I had no idea that day that I would need to drive my wheelchair with something like this. Yet, here I am, back at Casa Colina Hospital, learning how to drive my wheelchair with my head. And finding out that it isn’t so easy. 

I really didn’t expect to have to be doing this. Two years ago, I was thrilled to find that I had recovered enough from my surgery that I was able to go out in my wheelchair on my own. I couldn’t go nowhere as far as I used to, but I was able to go around the neighborhood and to the Village and Pomona College. I was able to go on my own to a movie or to s concert at Little Bridges, and I even made it to and from Memorial Park on the Fourth of July. It was tremendously liberating to be able to go out on my own, even when I was just tooling around my neighborhood.  

But over the last year, even as my strolls around the neighborhood were more vital during the lock-downs, I had more and more difficulty on my outings, not being able to get far. Perhaps it was because I stopped going to therapy and got lazy during the pandemic, but, for whatever reason, I began having less strength, less flexibility, in my left arm, my only functioning limb now, and had a hard time driving my wheelchair. I eventually couldn’t get to the Village and then up to the railroad tracks, much less Memorial Park.

This was very upsetting, but I tried my best, until I went out on a warm day in February. I was going along fine, happy that it was finally warm enough for me to go out, when, several blocks away from my house, my arm froze up, gave out. I barely got back home, somehow, with people honking at me, asking if I was okay. 

This left me very shaken, scared to go out on my own again. It was a lock-down in a lock-down.

I felt even more trapped and knew I had to do something. 
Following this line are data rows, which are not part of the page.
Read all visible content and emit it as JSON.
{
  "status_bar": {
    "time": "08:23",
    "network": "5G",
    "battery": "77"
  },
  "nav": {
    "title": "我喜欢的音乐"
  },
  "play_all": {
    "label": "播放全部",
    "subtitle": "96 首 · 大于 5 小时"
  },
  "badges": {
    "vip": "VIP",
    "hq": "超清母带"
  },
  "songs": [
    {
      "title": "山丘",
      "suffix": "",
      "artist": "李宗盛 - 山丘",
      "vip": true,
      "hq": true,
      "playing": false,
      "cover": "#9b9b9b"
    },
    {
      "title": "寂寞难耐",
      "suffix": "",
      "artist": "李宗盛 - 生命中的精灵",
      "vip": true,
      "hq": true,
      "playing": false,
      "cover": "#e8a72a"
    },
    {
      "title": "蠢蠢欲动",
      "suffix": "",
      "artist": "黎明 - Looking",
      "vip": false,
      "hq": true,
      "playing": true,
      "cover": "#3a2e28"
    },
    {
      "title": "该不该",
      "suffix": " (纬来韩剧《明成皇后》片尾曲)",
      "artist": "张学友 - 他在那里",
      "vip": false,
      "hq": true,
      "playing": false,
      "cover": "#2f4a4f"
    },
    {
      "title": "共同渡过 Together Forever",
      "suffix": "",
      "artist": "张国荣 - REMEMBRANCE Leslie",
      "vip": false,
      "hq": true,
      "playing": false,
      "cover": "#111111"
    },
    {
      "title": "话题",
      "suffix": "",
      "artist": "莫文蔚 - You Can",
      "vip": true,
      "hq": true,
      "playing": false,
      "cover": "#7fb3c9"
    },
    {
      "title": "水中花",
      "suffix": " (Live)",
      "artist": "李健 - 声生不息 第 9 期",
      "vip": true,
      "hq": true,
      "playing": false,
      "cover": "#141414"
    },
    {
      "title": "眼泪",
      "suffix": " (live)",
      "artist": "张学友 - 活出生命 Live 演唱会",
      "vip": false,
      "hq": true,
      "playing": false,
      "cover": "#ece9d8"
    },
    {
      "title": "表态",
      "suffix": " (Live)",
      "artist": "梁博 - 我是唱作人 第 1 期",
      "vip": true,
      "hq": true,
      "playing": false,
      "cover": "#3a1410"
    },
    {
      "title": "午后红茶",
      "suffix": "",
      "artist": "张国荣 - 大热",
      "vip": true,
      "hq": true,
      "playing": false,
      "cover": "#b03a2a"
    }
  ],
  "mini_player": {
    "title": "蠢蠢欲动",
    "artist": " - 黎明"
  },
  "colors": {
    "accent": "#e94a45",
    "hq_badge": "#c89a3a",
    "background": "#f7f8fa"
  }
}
This is how I ended up back at Casa Colina, where I got a lot of help in the year or two before the pandemic as I got back to life after my surgery, where I went in my wheelchair two times a week for years before my surgery to work out in the gym and to visit my friend Robyn when she got M.S and was staying there when it looked quite different, where I went to nursery school with Robyn when she was able to walk before her rheumatoid arthritis got very bad. I was back at Casa Colina to find a way that I can go back out on my own in my wheelchair. 

Which is why I’m now learning to drive which my head, like I saw Aurora doing. It’s a challenge, frustrating, I have to say – not nearly as easy as Aurora made it look. But, then again, as Aurora showed me, it can be done, there’s a way for me to do it. 

I keep thinking that doing this would be easier if I was not wearing a mask. Wearing a mask makes it a bit more difficult to see where I’m going, or it makes me have to think more about seeing where I’m going. Either way, it makes learning a new way to drive all the more of a challenge. It also reminds me that I’m doing this in a very momentous time, when we’re all learning, learning as we find our way out of this once-in-a-century (hopefully) pandemic, find out if our lives will be different or will go back to the way they were.

We are all learning. When will it be safe or feel safe not to wear masks, regardless of what the C.D.C says and the state opening up next month? When will we be able to go to outdoor concerts? Will we be able to go performances at the colleges when they open in the Fall – if they open in the Fall? So many questions we are trying to answer. 

As I try to learn this new, strange way of driving my wheelchair, of going out and getting around on my own, I am aware that it’s strange that we’re having to find our way, to learn how to go, back to normal. Or a new normal. 

It has felt strange to see television shows end their season, to see commercials for summer sales, complete with scenes of people traveling. It feels strange that summer is coming, that summer will feel something like a real summer, when we will hopefully have backyard parties and be able to go to the beach, whether or not there will be concerts and performances around town and as we wonder whether to go to see a movie at the cinema or stream it at home. 

It feels strange and difficult, but I’m not alone, we’re not alone and it can be done.